Secondly, After data is mined, it has to be stored. We have heard of storage tools like Hadoop, MongoDB, couch Db, etc. Some of them come as stand-alone services while others also come with their cloud versions. Where are these storage engines hosted for the databases? Where exactly are the hard disk racks housed? Who owns them? Africa needs her own data centers located within and managed by her own people. I am aware we own some, but at least make as aware that they are located in Africa or aren’t you proud to be hosting in Africa? Will Africans shun away from your services just because you are ‘local’? Most will, and this must change. But it won’t change if you also offer shoddy services then complain about inadequate resources.

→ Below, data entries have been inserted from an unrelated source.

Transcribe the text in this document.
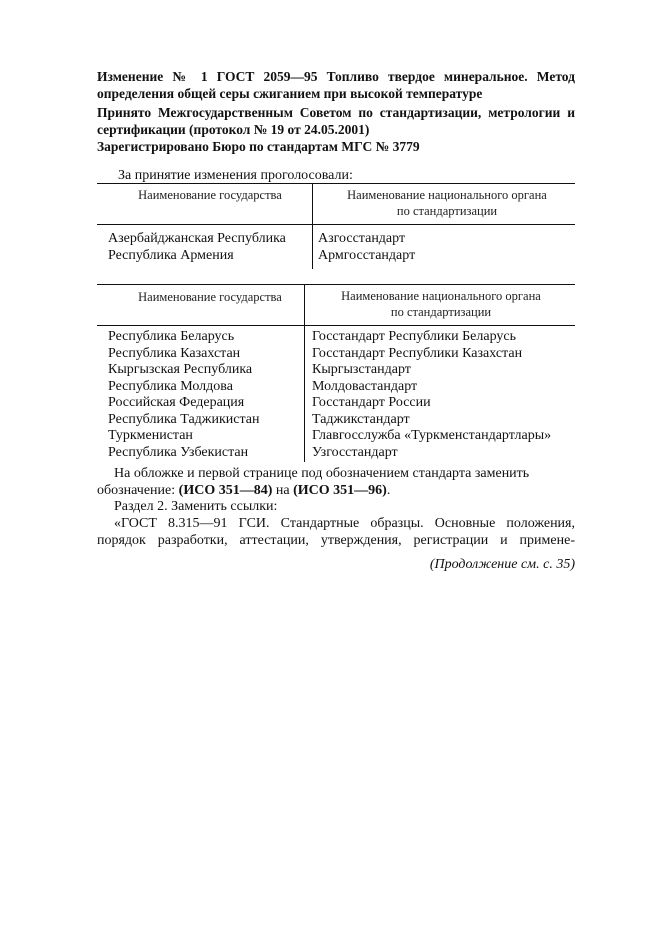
Изменение № 1 ГОСТ 2059—95 Топливо твердое минеральное. Метод определения общей серы сжиганием при высокой температуре
Принято Межгосударственным Советом по стандартизации, метрологии и сертификации (протокол № 19 от 24.05.2001)
Зарегистрировано Бюро по стандартам МГС № 3779
За принятие изменения проголосовали:
Наименование государства	Наименование национального органа по стандартизации
Азербайджанская Республика
Республика Армения
Азгосстандарт
Армгосстандарт
Наименование государства	Наименование национального органа по стандартизации
Республика Беларусь
Республика Казахстан
Кыргызская Республика
Республика Молдова
Российская Федерация
Республика Таджикистан
Туркменистан
Республика Узбекистан
Госстандарт Республики Беларусь
Госстандарт Республики Казахстан
Кыргызстандарт
Молдовастандарт
Госстандарт России
Таджикстандарт
Главгосслужба «Туркменстандартлары»
Узгосстандарт
На обложке и первой странице под обозначением стандарта заменить
обозначение: (ИСО 351—84) на (ИСО 351—96).
Раздел 2. Заменить ссылки:
«ГОСТ 8.315—91 ГСИ. Стандартные образцы. Основные положения,
порядок разработки, аттестации, утверждения, регистрации и примене-
(Продолжение см. с. 35)
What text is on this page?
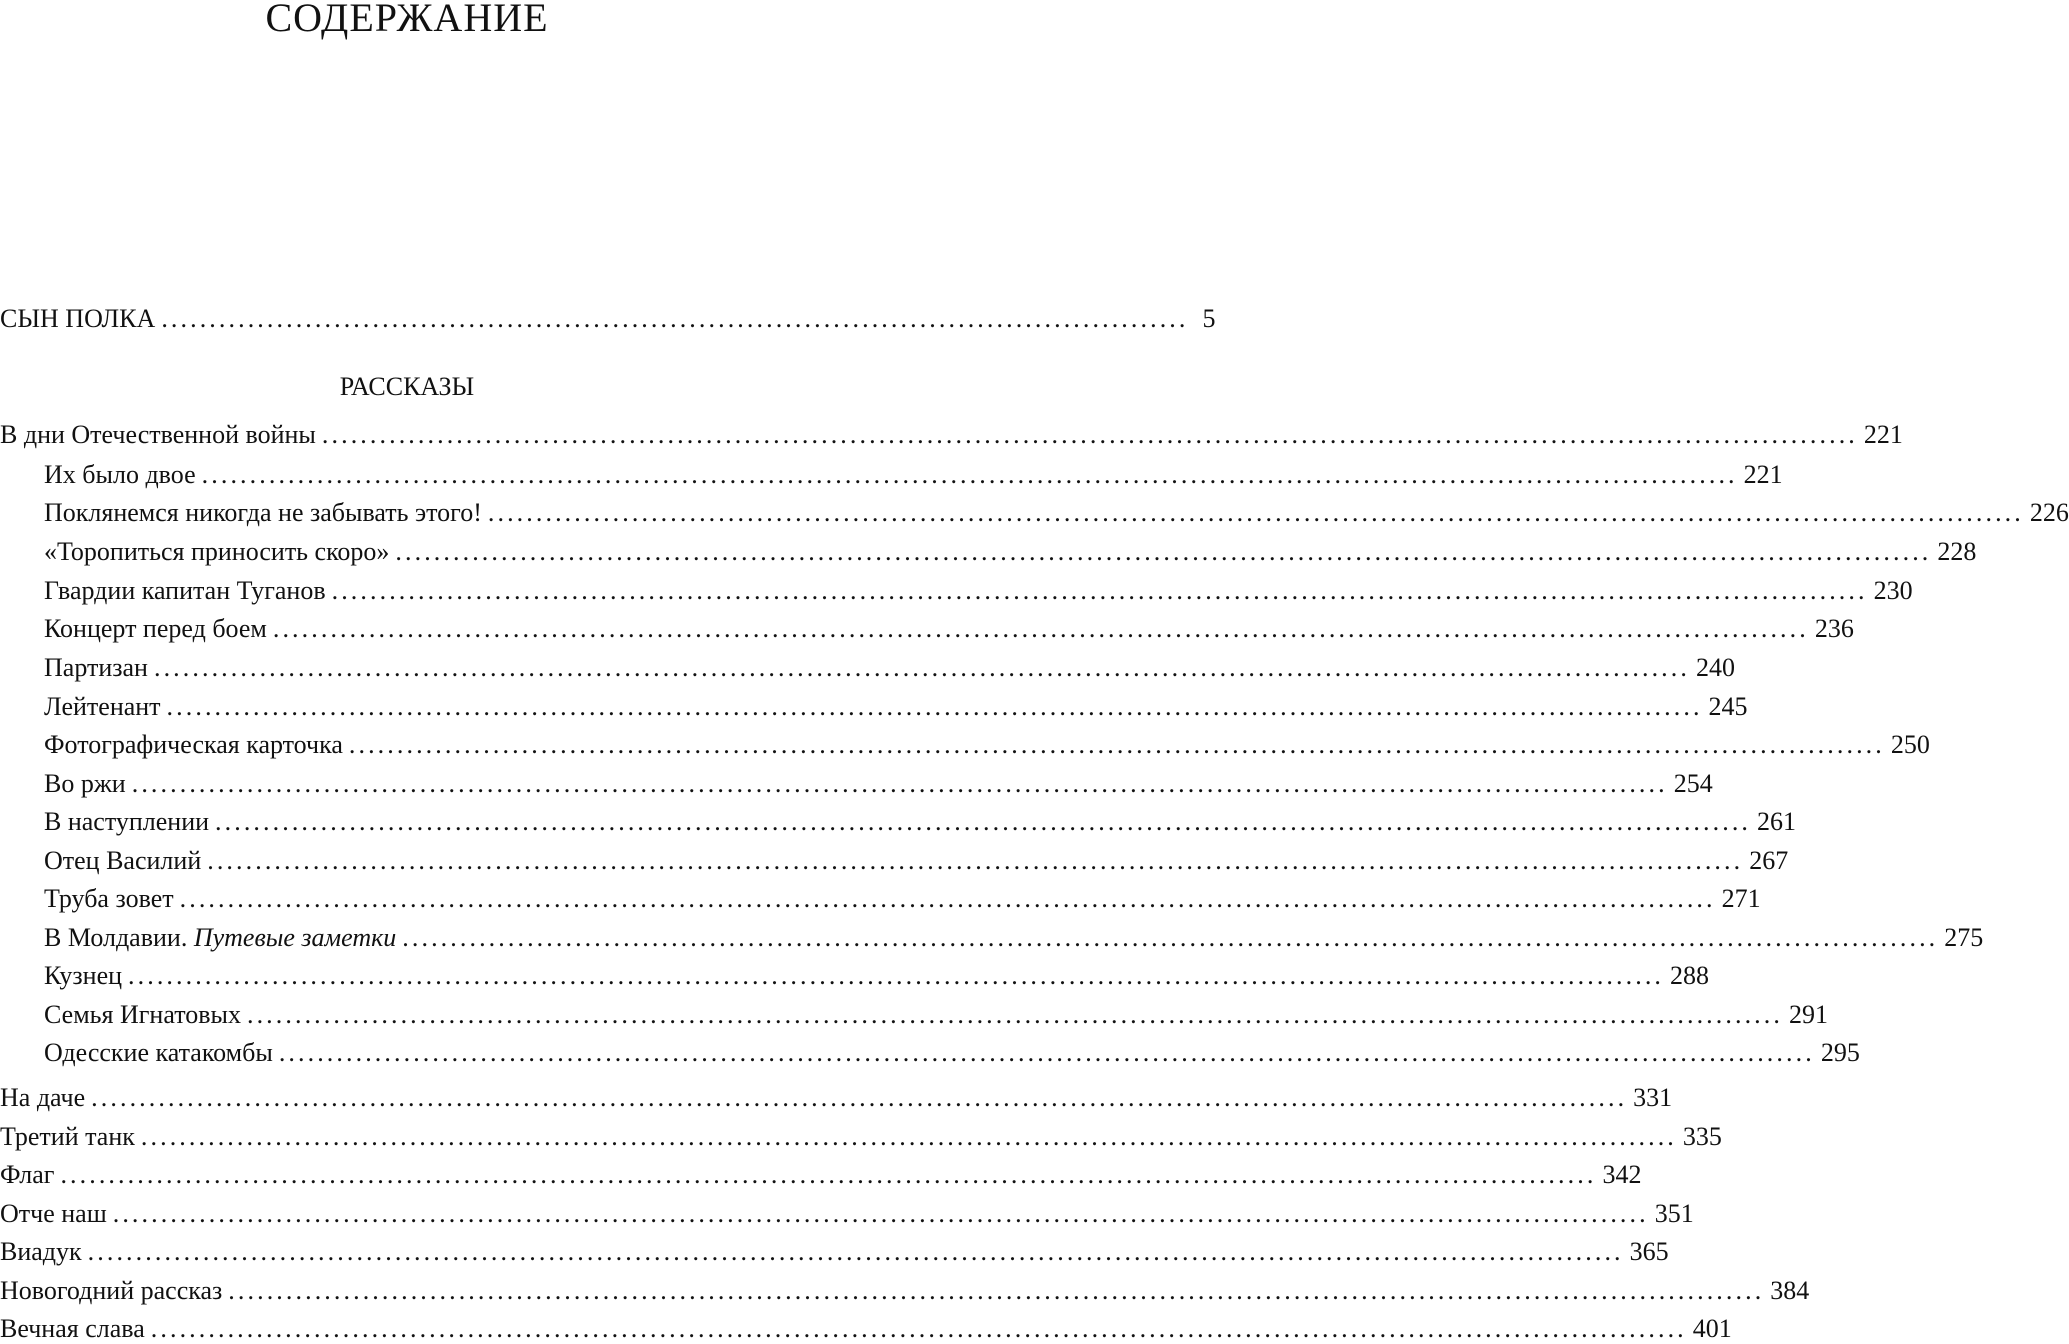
СОДЕРЖАНИЕ
СЫН ПОЛКА ........................................................................................................... 5
РАССКАЗЫ
В дни Отечественной войны ................................................................................................................................................................ 221
Их было двое ................................................................................................................................................................ 221
Поклянемся никогда не забывать этого! ................................................................................................................................................................ 226
«Торопиться приносить скоро» ................................................................................................................................................................ 228
Гвардии капитан Туганов ................................................................................................................................................................ 230
Концерт перед боем ................................................................................................................................................................ 236
Партизан ................................................................................................................................................................ 240
Лейтенант ................................................................................................................................................................ 245
Фотографическая карточка ................................................................................................................................................................ 250
Во ржи ................................................................................................................................................................ 254
В наступлении ................................................................................................................................................................ 261
Отец Василий ................................................................................................................................................................ 267
Труба зовет ................................................................................................................................................................ 271
В Молдавии. Путевые заметки ................................................................................................................................................................ 275
Кузнец ................................................................................................................................................................ 288
Семья Игнатовых ................................................................................................................................................................ 291
Одесские катакомбы ................................................................................................................................................................ 295
На даче ................................................................................................................................................................ 331
Третий танк ................................................................................................................................................................ 335
Флаг ................................................................................................................................................................ 342
Отче наш ................................................................................................................................................................ 351
Виадук ................................................................................................................................................................ 365
Новогодний рассказ ................................................................................................................................................................ 384
Вечная слава ................................................................................................................................................................ 401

To end with, the stored data must be analyzed, visualized and interpreted. Tools like Scikitlearn, Pandas, and R exist for doing the same. Even though there is no point in reinventing the wheel by creating African tools, I look forward to seeing one made in Africa by Africa and not necessarily for Africa.
Finally, we need problems to solve. Africa, unfortunately, houses a myriad of problems from food and health issues, big economy crisis, problems with our own elections and census data, a massive open space in agriculture, industrial problems that require data insights, infrastructure problems, tourism, corruption, tribal problems that can be solved if looked into and many more. Africa is just so blessed with environments on which any business can thrive, cause we are just so bare. The only thing we lack is the incentives to look into the problems. The general populace needs money to survive. Big corporations, on the other hand, need insights into data. If big corporations cooperate with the public for the exchange of services, then a lot of problems would be solved. I admire projects such as Zindi which is a community of data scientists solving Africa's toughest challenges. It’s like a bug bounty platform for Africa’s data science problems. Such platforms are what we need.
To end with, Africa is nowhere near young, as far as I am concerned, we are the cradle of mankind. If an innovative country like India is branded as the third world, then I can assure you that Africa is a fourth world country. Ignorance is killing us. Africa is so chained to an outdated rhythm of life. The only problem is we, like zombies, are dancing to the tune. I thought Katty Perry’s Chained to the rhythm was enough warning for you. The rest of the world isn’t advanced at all, they are exactly where humanity ought to be at this age of enlightenment. Africa is...